In investment banking, we analysts dislike fiscal quarter ends because we have to manually update the share counts and cash/debt balances of all the companies we cover. But as a Planetary Society member I have something to look forward to - quarterly editions of the Planetary Report mailed to my apartment! The March edition had a great article on Super-Earths and Mini-Neptunes that I wanted to share!
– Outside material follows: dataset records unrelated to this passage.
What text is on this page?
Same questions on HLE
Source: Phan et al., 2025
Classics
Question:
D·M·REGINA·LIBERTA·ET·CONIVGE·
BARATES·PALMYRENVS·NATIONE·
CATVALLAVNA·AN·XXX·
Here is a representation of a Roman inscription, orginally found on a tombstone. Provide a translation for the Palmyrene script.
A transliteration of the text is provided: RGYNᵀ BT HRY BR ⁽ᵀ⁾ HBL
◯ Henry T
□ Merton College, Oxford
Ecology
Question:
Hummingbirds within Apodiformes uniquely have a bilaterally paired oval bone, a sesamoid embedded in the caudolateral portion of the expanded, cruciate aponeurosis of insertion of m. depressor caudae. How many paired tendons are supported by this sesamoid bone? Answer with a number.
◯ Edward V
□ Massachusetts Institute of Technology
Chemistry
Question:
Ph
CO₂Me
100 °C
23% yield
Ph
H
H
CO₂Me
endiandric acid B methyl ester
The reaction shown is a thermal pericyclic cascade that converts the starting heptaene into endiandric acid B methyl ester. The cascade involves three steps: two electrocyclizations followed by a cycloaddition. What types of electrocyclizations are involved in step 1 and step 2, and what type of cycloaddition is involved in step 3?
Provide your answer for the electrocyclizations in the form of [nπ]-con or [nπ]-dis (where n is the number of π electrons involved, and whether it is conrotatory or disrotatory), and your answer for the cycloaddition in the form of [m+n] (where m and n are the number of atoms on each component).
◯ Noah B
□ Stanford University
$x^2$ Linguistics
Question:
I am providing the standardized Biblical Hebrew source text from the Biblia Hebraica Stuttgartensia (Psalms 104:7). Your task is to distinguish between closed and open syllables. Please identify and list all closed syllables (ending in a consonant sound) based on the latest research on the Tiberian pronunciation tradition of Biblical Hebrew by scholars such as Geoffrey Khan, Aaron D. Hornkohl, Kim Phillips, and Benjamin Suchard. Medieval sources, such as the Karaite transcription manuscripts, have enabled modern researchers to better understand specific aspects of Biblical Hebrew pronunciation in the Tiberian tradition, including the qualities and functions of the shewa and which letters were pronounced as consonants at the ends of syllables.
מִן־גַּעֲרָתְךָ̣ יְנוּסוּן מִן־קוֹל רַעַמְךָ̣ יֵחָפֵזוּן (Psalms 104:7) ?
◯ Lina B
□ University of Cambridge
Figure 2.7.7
An artist's impression of a variety of Super-Earths

Over the past 30 years astronomers have discovered thousands of exoplanets, but they're puzzled because a very common type of exoplanet has no counterpart in our own solar system - one that's larger than Earth, the Sun's largest rocky planet, but smaller than Neptune, the smallest of the gas giants at ~4x Earth's diameter. Is this absence a coincidence? We don't know, but clearly at some point in between, planets must make the jump from solid and terrestrial to mostly hydrogen/helium gas giants

There's a vast Universe of exoplanets we've only just begun to understand! | Credit: The Planetary Society

To understand this transition as mass increases, astronomers have measured the absorption spectra of hundreds of exoplanets to try determine their compositions. When an exoplanet passes in front of its star, its atmosphere filters the starlight in a unique way based on the compounds in its atmosphere. They're particularly interested in water vapor, not just because it's common, but also because in our solar system, increased presence of heavy compounds (such as water, or anything bigger than helium) correlates with lower mass - Neptune has about 25x more heavy molecules than Jupiter. But this trend hasn't held so well with exoplanets; there's so many outliers that we can't definitely explain the gradient from Super-Earth to Mini-Neptune.

Apart from water vapor, I bet astronomers are also curious about carbon dioxide and methane | Credit: The Planetary Society

So is it back to the drawing board? Hard to say... but with the recent launch of NASA's Transiting Exoplanet Survey Satellite (TESS) and the highly anticipated launch of the James Webb Space Telescope (Hubble's successor) in 2021, we'll soon have the tools needed to tackle this intriguing question! 

Current events

NASA and the European Space Agency may finally be working on a Mars sample return mission! I'm trying not to get my hopes up, since this is still very preliminary and there's no formal announcement yet, but if it all goes through we'll have our first samples of Martian soil back on Earth by 2031!

I hope this happens, I've been waiting for this for years! NASA needs the funding to get it done!

Here's how it'd work - NASA's next Mars rover (still unnamed) is scheduled to launch in 2020. It'll explore the surface, scoop soil into tightly sealed tubes, and store them somewhere safe. A smaller "fetch" rover will arrive later to bring the samples to the Mars ascent vehicle, which will blast off and rendezvous with an orbiting spacecraft. That spacecraft will then carry the samples back to Earth.

Artist's impression of the Mars Sample Return orbiter in transit back to Earth

Even our most advanced rovers like Curiosity are still very limited in the science they can do compared to the high tech laboratories we have on Earth, so retrieving samples could help us unlock the mysteries of the Red Planet. Obviously this is a highly complex mission with lots of choreography - we'll need some serious robotics and rocket science to make it happen. But thankfully, human ingenuity knows no bounds!